— В то воскресенье я была влюблена в тебя, Артем. Даже плакала. Такой чудесный день! Весь день — солнце. Правда, ты приехал ко мне? Ничего не говори, я верю. Сегодня верю. А вчера… совсем была слепая… Значит, я кому-то была нужна? Господи, моя фотокарточка была талисманом! И в грозу она была с тобой? Когда ты чуть не сгорел над сопками? Иди сюда, Артем. Садись вот тут. Я не хочу, чтобы сегодняшний день забылся. Как тот. Иди же. Смотри, березка расписала небо загадочными знаками — черным по белому. А в ветках — золотая паутина: солнце…
Женька бросила себе на глаза светлую прядь, замерла. В своем несчастье она была пугающе красива, как бывает красива молодая осинка, тронутая одна-единственная в лесу первым морозом.
Артем поднялся, кинул ремень ружья за плечо.
— Спасибо, Женя, что узнала, — сказал он. — Я пойду похожу по озерам, а ты усни. И никуда не уходи, одна ты заблудишься.
9
С утра навалились на Никитина дела и дела: минуты не нашлось, чтобы позвонить Сурену. Повеселее стало ему, когда сын вернулся из Москвы, не один теперь завод на уме. Рядом близкий человек, жизнь которого по-настоящему только начиналась.
Как-то получалось, что виделись они с сыном не каждый день: Никитин уезжал из дому рано, когда Сурен еще спал, а вечером — то у Сурена лекция в Доме ученых, то он сам засидится на заводском партсобрании.
Отношения у них оставались самые сердечные, истинно родственные: Сурен слушался Никитина, как слушаются родителей не мальчики, а двенадцатилетние девочки, — с какой-то даже влюбленностью.
Никитин подошел к окну кабинета, распахнул створки. Только что ушел сосед-плиточник со своими инженерами, договаривались о строительстве нового отстойника, накурили. Сел за стол и совсем уже собрался позвонить Сурену в институт, но под левой лопаткой сильно толкнуло торопливым сдвоенным ударом. Он достал из ящика патрончик с валидолом и, положив под язык таблетку, откинулся в кресле. Нет, нельзя сейчас звонить: Сурен по голосу догадается, что ему худо, это выведет парня из равновесия, а оно-то теперь как раз ему больше всего нужно.
Повезло Никитину с сыном — хороший он человек, умница, но с детства без матери, без женской ласки, и Никитин испытывал перед ним какое-то странное чувство вины.

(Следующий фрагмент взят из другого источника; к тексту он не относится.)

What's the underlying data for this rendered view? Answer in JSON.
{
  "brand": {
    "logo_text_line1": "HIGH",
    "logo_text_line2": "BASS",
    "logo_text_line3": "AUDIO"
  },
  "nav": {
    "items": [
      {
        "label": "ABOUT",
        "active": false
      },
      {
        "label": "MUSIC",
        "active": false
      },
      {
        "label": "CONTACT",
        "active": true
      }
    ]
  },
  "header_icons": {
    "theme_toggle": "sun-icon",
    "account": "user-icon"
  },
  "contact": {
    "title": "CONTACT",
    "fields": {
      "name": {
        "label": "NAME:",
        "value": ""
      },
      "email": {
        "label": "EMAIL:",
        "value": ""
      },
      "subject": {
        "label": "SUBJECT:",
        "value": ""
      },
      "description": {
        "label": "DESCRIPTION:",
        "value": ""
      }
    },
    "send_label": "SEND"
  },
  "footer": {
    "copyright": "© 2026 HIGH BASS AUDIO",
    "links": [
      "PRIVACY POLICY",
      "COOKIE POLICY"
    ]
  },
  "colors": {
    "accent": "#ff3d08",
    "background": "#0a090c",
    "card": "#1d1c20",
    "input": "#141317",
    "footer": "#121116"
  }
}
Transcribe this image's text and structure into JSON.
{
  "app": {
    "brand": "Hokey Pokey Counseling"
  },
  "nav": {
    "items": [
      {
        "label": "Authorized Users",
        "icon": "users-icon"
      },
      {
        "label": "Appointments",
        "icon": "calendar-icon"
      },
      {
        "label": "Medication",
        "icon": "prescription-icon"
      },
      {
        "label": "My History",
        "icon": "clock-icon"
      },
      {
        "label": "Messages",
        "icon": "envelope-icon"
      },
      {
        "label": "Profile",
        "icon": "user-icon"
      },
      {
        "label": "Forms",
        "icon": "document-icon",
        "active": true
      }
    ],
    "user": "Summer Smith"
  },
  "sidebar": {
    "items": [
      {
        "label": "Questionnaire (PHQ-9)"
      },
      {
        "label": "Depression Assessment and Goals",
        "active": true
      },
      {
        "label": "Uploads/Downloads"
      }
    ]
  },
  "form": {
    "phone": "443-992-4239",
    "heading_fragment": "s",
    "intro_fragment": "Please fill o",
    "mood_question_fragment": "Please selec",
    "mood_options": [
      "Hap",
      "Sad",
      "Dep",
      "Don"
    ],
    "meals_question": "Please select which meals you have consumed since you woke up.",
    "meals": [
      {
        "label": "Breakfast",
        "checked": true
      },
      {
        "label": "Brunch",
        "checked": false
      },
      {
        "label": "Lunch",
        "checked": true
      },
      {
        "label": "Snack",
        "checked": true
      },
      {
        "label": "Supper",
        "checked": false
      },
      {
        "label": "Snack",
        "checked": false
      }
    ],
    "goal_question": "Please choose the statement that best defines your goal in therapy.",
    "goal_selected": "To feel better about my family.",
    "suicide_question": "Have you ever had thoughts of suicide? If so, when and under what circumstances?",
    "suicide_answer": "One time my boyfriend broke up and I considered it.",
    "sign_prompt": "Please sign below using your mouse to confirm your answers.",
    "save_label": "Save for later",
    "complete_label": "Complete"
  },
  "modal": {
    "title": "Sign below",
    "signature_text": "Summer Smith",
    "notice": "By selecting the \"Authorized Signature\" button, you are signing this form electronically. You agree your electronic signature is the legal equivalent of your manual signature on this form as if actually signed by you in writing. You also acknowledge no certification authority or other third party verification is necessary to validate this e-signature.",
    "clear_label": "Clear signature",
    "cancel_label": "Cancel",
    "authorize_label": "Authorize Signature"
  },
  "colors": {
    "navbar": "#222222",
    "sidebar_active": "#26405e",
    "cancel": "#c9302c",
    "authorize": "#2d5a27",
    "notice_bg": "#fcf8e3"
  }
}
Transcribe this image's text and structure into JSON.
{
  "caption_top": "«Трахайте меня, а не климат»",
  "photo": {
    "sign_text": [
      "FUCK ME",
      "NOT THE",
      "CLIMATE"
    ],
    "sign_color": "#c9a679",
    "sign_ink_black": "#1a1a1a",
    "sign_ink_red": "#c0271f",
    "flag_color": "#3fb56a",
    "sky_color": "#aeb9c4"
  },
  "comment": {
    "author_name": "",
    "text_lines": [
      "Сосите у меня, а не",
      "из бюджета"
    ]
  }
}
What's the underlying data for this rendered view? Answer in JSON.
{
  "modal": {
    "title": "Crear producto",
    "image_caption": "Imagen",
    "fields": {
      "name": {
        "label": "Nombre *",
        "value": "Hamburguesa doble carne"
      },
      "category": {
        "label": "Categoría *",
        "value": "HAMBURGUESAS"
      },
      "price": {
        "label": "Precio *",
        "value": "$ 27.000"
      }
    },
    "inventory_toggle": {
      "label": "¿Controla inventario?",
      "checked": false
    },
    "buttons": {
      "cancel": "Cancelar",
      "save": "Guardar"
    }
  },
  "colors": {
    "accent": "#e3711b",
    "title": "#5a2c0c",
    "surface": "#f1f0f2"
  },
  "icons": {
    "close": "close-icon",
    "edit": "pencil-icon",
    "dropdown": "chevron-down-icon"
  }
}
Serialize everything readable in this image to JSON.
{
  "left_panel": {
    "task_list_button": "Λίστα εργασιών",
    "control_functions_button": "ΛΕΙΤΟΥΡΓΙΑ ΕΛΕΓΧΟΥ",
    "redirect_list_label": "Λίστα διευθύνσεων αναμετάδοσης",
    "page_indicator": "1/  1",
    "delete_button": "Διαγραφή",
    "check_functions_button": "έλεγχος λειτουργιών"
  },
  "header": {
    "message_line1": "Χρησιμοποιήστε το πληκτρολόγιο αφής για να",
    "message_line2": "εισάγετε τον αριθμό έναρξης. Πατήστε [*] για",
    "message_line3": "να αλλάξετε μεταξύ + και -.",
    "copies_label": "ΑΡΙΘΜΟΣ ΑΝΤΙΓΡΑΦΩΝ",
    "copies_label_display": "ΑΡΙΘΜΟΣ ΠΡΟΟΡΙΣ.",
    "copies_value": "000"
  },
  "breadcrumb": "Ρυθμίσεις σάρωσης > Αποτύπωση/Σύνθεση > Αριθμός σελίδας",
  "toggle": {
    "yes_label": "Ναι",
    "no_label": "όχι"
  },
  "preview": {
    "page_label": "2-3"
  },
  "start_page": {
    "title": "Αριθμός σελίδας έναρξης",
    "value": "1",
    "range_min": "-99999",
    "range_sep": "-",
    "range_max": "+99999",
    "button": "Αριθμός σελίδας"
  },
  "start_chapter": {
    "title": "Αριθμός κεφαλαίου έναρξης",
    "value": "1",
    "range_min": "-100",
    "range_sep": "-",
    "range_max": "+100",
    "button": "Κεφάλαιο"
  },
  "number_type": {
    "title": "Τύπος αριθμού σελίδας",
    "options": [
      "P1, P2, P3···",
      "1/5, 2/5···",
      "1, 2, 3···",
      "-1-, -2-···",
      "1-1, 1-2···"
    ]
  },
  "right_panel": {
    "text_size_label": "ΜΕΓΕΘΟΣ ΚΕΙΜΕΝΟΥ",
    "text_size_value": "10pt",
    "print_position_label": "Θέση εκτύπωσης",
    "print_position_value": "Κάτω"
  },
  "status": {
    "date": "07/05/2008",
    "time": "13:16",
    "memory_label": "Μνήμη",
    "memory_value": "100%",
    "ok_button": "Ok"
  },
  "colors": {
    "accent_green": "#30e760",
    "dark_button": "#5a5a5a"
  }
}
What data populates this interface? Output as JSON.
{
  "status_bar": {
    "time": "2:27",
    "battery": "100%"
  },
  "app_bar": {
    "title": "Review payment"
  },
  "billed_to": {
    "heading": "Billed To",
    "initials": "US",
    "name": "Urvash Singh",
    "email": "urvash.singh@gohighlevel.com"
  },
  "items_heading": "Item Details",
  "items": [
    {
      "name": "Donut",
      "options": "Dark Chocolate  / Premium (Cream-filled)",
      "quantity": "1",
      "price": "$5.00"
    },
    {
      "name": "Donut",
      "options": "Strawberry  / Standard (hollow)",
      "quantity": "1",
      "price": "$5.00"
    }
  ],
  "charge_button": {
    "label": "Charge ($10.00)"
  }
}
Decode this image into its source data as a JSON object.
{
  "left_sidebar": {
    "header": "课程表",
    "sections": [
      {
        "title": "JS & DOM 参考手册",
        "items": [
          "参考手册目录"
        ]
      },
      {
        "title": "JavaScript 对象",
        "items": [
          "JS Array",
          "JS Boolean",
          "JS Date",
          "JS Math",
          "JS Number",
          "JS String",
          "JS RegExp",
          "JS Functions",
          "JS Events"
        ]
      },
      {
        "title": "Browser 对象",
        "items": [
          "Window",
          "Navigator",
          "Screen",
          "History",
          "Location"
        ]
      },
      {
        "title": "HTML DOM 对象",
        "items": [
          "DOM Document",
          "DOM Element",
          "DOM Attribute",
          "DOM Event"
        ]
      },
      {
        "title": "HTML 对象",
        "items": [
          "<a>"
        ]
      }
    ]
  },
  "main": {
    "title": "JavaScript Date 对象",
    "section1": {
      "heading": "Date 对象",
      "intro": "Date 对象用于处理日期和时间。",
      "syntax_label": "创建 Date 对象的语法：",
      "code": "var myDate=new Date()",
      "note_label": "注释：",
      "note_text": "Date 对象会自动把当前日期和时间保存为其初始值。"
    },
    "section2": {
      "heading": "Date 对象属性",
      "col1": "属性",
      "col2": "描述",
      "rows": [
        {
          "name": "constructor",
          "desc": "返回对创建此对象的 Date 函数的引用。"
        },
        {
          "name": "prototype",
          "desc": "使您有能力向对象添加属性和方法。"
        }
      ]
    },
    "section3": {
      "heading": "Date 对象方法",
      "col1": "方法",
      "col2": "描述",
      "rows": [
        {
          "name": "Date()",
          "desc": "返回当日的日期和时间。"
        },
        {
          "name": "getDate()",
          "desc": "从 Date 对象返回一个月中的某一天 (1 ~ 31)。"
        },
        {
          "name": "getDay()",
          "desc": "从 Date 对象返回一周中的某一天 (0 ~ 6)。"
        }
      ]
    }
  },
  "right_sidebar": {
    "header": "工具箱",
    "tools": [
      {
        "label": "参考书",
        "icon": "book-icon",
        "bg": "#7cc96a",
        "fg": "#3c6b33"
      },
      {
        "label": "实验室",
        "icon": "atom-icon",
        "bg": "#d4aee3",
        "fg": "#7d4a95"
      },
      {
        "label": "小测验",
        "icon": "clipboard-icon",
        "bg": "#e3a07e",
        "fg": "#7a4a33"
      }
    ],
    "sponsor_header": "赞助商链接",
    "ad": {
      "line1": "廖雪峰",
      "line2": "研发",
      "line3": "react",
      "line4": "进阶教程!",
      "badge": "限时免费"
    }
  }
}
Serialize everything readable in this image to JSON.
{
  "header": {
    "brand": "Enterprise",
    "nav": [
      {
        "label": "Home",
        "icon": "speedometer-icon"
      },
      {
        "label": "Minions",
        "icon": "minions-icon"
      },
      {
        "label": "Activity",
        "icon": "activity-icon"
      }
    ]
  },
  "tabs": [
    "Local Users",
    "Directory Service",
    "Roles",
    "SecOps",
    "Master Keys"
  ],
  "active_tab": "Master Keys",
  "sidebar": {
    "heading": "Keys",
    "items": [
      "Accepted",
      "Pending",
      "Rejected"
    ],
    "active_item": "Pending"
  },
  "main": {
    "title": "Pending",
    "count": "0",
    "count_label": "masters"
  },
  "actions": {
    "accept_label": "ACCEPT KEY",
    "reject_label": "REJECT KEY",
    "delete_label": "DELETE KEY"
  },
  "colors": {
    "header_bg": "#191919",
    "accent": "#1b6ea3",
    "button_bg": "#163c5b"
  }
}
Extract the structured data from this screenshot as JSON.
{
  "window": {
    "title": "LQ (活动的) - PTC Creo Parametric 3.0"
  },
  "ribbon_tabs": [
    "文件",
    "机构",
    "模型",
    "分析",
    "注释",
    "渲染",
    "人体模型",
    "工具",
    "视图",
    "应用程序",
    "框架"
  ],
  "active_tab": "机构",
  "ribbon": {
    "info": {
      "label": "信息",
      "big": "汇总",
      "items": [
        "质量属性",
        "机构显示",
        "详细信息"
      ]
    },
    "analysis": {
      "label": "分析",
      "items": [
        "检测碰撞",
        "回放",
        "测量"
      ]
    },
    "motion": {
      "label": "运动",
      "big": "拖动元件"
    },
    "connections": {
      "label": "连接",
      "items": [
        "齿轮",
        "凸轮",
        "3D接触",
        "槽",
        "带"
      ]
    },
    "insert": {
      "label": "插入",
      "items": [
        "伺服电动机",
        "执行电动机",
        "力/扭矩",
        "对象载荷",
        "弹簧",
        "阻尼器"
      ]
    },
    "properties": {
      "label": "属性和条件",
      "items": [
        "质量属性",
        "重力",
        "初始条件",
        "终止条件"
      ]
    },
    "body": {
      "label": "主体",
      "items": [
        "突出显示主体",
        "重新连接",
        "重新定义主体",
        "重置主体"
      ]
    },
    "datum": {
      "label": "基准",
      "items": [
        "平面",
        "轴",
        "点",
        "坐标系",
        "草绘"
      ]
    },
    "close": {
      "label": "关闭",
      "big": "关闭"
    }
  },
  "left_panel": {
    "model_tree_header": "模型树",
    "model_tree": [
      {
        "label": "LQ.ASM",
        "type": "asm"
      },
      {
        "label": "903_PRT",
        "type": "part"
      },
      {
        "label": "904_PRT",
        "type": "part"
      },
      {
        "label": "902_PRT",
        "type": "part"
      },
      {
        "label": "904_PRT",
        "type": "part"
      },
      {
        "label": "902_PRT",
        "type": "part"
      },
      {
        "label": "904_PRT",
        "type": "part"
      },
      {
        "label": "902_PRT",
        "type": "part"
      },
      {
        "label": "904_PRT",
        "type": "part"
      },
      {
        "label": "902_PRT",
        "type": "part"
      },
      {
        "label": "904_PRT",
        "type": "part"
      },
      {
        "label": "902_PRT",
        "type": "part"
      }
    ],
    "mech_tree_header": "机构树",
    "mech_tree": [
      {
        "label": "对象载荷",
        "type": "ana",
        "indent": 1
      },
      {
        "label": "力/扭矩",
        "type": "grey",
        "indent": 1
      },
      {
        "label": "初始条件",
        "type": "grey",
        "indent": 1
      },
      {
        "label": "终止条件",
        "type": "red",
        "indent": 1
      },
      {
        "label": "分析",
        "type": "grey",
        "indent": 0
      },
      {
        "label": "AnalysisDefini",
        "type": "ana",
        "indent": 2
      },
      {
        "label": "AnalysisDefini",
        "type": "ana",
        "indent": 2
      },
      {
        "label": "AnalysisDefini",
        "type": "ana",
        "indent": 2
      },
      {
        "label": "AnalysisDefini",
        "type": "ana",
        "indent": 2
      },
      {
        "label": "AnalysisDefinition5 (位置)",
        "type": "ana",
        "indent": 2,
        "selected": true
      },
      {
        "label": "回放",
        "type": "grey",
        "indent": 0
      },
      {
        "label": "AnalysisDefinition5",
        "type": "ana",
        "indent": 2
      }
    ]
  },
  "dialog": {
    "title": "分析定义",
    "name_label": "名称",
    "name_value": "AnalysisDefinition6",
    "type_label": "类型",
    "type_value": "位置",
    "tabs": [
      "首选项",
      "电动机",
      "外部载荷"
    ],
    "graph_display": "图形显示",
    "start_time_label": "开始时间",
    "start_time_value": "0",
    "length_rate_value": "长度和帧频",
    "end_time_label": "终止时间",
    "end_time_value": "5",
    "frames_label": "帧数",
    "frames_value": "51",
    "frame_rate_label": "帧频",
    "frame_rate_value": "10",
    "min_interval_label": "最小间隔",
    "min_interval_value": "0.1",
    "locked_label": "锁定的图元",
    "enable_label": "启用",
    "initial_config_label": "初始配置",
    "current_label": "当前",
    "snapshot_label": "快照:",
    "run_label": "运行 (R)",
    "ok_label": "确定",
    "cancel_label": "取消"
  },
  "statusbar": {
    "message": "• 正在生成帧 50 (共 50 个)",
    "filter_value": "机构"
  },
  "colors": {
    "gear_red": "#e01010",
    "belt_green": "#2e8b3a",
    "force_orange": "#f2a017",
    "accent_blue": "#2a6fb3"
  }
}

Он долго разыскивал его мать, всюду посылая запросы, — сильно тосковал по ней Сурен. Да и сам Никитин успел привыкнуть к этой не по-южному спокойной женщине. Получив адрес, отправил несколько писем в литовский город Паневежис. Ответ пришел из Архангельска — длинное письмо было закапано слезами. Она благодарила Никитина за чуткое отношение к сыну, просила прощения, что не могла полюбить Никитина, но клялась, что боготворит его как человека, Человека с большой буквы, с сердцем из чистого золота. Она уверяла, что была счастлива те полгода, когда они жили втроем, но в конце письма просила не тревожить ее больше, забыть навсегда… Никому, даже сыну, не показал Никитин это письмо.
Не любили его женщины, что-то в нем отпугивало их. Или недоставало?
Два года назад он стал замечать, как с робкой нежностью смотрит на него молодая женщина, лаборантка из массозаготовительного цеха. Она была хороша даже в рабочем халате, высокая, с темными волосами, уложенными короной. Все говорило, что это женщина порядочная, добрая, но Никитин сделал вид, что не замечает ее безмолвных призывов. Напротив, при случае говорил с ней холодно, официально, почти сурово. Звали ее Серафимой Сергеевной, работником она числилась отличным: посмотрел-таки Никитин ее личное дело, поговорил с начальником цеха. Никитин и сейчас помнил ее взгляд, который ловил на себе даже из зала собраний, — покорный, застенчиво-призывный. Наверное, стала бы она хорошей хозяйкой дома, доброй женой, но подумал Никитин о разнице в годах — двадцать пять лет! — и о своей болезни: бессовестно женщину в расцвете сил превращать в сиделку. Впрочем, неизвестно, как все обернулось бы, прояви Серафима Сергеевна настойчивость, но однажды Никитин узнал, что она уволилась.
В приемной слышались голоса, что-то говорила Маргарита Назаровна, секретарша, с которой Никитин проработал все шестнадцать лет. Кого-то она не пустила к нему; наверное, Тихонов рвался насчет столовой. Маргарита Назаровна давала Никитину четверть часа отдыха после шумного разговора с соседями: она всегда выкраивала эти пятнадцать минут для его колченогого сердца.